O’Byrne said she does not like the fact that the name of the film series was changed, but she was heartened by Jenkins’ willingness to engage in open discussion about academic freedom.
“I’m pleased that he’s at least brought this up – at least had the courage to stand up and bring this to the floor and [not] sweep it under the rug,” O’Byrne said.
Senior Tiffany Thompson attended the 7 p.m. screening of “Brokeback Mountain” Thursday wearing an orange “Gay? Fine by me” T-shirt. She said she has attended at least one film during the series every year.
“I think [the name change] is kind of silly,” Thompson said. “I don’t think it is a huge thing but I didn’t think it was necessary either … We’re doing the same thing.”
Freshman Sean Gaffney also attended “Brokeback Mountain” Thursday and said he was there first to see a good film and second to find out what all the discussion was about.

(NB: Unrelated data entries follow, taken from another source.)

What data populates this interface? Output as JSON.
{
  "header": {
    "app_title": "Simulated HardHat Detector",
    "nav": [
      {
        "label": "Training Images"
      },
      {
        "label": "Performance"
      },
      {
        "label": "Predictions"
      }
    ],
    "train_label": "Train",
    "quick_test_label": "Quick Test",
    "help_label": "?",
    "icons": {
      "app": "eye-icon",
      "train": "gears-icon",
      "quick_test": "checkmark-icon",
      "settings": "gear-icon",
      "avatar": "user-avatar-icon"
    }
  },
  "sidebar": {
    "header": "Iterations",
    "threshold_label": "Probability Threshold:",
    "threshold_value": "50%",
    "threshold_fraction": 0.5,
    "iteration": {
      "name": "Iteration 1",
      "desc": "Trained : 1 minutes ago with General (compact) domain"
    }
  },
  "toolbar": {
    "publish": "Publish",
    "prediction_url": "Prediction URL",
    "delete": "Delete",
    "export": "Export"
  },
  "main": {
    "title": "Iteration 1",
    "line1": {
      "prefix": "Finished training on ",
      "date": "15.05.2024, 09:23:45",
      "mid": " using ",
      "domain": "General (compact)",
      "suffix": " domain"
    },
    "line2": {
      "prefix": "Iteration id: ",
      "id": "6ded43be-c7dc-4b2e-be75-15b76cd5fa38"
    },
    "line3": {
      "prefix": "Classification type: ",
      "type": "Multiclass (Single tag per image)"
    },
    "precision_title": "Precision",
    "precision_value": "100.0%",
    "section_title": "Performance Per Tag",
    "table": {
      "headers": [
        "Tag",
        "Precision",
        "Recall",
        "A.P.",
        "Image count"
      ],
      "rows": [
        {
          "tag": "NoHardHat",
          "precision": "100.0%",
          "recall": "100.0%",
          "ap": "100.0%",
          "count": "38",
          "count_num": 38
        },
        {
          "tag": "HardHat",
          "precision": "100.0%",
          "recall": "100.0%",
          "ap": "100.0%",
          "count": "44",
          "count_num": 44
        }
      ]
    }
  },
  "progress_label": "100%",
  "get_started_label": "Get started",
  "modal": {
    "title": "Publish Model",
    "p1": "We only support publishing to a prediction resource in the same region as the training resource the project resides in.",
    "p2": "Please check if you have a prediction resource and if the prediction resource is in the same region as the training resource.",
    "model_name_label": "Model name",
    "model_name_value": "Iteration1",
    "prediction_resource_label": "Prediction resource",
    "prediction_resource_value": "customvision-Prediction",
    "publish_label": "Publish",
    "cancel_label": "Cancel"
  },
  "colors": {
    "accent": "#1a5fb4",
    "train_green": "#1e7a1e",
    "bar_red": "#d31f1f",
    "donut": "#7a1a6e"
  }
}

“I guess it’s kind of a big controversy and it is always good to be knowledgeable about what is being talked about,” Gaffney said.
Laina, who will not be at Notre Dame next year, said the future of the film series is “very much up in the air” and will depend on the outcome of the discussion of Catholic character and academic freedom at Notre Dame.
Laina said he took an organizing role for the event because he wanted students at the University to have the opportunity to see quality films and hopes it continues in the future.
“It is important that if students and alumni feel that this event is important … [it is] valuable that they express those views to the president,” Laina said.